Assim seja: Gaitán numa das alas. Mas então há que moldá-lo à posição onde joga. Se Gaitán neste Benfica será sempre um ala, convém que tenha adquiridos os fundamentos básicos para que o colectivo não sofra com as displicências frequentes do argentino. Chamo-lhe displicência, porque não é uma questão de não entender o jogo. Gaitán simplesmente não quer fazer mais. Isso fica evidente nos jogos da Champions ou contra os rivais nacionais, em que se vê um jogador completamente diferente: apoia o lateral, dando apoios (não só ajuda fisicamente, como sabe ocupar os espaços), recua em sintonia com o adversário, fecha ao meio, dobrando colegas que se desposicionaram momentaneamente.

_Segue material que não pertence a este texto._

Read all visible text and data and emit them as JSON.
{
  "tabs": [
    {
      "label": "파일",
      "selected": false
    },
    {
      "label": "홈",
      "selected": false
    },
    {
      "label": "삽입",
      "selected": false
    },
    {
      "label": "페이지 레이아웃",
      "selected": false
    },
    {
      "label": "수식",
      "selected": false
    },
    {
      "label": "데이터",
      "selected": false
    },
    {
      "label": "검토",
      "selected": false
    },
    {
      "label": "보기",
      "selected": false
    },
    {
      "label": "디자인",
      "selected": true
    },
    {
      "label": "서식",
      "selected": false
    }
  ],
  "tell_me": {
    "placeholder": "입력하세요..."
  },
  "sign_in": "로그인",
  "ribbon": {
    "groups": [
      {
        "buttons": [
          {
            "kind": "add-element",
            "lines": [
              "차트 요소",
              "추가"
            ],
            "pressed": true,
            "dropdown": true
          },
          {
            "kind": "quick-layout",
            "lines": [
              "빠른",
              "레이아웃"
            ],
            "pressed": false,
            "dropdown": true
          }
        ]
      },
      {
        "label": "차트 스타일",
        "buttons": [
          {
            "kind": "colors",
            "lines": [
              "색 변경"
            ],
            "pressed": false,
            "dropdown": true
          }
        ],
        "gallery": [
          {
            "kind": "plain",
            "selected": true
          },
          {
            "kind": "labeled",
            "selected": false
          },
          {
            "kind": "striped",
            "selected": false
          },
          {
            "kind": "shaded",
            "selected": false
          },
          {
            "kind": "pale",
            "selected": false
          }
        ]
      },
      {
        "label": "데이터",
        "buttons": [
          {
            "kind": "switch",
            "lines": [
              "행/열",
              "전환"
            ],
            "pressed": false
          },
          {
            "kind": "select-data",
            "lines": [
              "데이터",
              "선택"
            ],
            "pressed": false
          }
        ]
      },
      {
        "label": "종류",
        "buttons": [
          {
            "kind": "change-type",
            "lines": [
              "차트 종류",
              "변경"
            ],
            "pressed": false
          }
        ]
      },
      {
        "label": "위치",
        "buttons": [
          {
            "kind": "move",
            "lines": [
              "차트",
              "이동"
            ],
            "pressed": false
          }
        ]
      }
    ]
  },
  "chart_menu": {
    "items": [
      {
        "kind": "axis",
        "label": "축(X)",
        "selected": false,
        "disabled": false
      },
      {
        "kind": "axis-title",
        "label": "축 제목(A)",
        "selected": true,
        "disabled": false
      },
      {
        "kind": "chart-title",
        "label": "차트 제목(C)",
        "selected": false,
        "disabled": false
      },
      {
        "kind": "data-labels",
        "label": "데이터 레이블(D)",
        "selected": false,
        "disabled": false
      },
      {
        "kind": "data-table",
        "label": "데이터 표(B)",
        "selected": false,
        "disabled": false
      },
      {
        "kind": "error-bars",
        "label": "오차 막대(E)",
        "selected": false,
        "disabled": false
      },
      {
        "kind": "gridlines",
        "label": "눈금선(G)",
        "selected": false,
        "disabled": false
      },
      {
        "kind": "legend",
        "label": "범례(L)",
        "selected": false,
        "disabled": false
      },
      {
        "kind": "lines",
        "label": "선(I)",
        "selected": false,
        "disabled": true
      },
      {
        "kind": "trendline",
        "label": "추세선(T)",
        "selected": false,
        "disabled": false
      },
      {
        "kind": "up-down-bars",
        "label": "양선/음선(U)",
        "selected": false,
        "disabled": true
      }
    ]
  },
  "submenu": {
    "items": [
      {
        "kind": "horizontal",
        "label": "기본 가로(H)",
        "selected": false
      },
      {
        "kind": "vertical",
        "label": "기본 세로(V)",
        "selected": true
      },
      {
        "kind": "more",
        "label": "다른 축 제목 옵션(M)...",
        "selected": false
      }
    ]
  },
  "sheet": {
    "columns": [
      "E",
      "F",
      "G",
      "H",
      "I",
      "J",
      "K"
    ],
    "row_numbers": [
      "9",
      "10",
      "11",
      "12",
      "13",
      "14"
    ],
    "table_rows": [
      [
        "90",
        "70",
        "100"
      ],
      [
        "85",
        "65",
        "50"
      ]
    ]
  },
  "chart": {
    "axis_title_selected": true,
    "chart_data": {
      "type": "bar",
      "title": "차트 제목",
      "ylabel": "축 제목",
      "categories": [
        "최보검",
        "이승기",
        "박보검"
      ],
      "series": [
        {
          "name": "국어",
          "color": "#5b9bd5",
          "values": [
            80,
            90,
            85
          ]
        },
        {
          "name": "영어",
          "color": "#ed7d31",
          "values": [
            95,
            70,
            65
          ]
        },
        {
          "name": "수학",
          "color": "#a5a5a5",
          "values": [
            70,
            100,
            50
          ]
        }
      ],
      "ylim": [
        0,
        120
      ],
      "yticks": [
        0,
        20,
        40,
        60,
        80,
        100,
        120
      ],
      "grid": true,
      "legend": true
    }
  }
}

Se um jogador faz isto em certos jogos, e fá-lo bem, é porque entende o que deve fazer a cada momento de um jogo. Se o não faz sempre (ou quase sempre), a culpa é do treinador, que permite que, em determinados jogos (a grande maioria), Gaitán se arraste pelo relvado, apenas esperando que a equipa conquiste a bola para finalmente acordar e começar a jogar futebol. Começa aqui a conquista de um Gaitán diferente: obrigá-lo a uma consciência defensiva colectiva para lá dos jogos de maior visibilidade. Se isto for conseguido, não só o argentino aumenta os níveis de concentração e intensidade - melhorando o seu jogo - como, por arrasto, toda a equipa se desenvolve em campo de forma mais eficaz - porque aproveita a qualidade inegável do jogador e deixa de estar condicionada à ideia de que deve compensar os adormecimentos de Gaitán, emperrando a própria dinâmica.
Lembrem-se das vossas peladinhas de Quinta à noite. Recordem-se de quando sabem que têm lá um gajo que só fica à mama. O que é que acontece? Para lá de o chamarem de tudo e de acabarem à porrada com ele, em campo há sempre aquela ideia que vos martirza o espírito, sempre que vêem o adversário a cavalgar contra vocês: foda-se, recuo mais ou vou mais à direita para compensar a ausência daquele filho da puta que está a fumar encostado ao outro poste?
No meio desta dúvida, nem vão à direita, nem recuam, nem pressionam, o cérebro pára ali por um segundo e quando vocês voltam à realidade já andam a correr feitos tontos sem saberem para que lado devem ir. Numa equipa profissional, em dimensões diferentes, isto também funciona assim: a confiança/desconfiança que temos em relação aos colegas de equipa faz toda a diferença não só no sucesso/insucesso mas individualmente na forma como tomamos decisões. Limpar o espaço de dúvida, garantir que cada um dos onze que estão em campo se concentrem nas suas aptidões e responsabilidades (não propriamente funções, porque o futebol deve caminhar para um jogo em que não haja propriamente funções em campo, mas uma osmose entre dinâmicas individuais), promover a solidariedade entre cada dois, entre cada três, no limite, entre cada 11, será sempre a melhor resposta à necessidade colectiva e a ao bem-jogar.
Ter um Gaitán ao nível do seu talento não só traz à equipa a extraordinária capacidade criativa e original do argentino - que gera incerteza no adversário e dúvida sobre as soluções que lhe aparecerão pela frente - como solta todos os outros jogadores para, também eles, potenciarem ao máximo as suas virtudes. E quem ganha é o Benfica.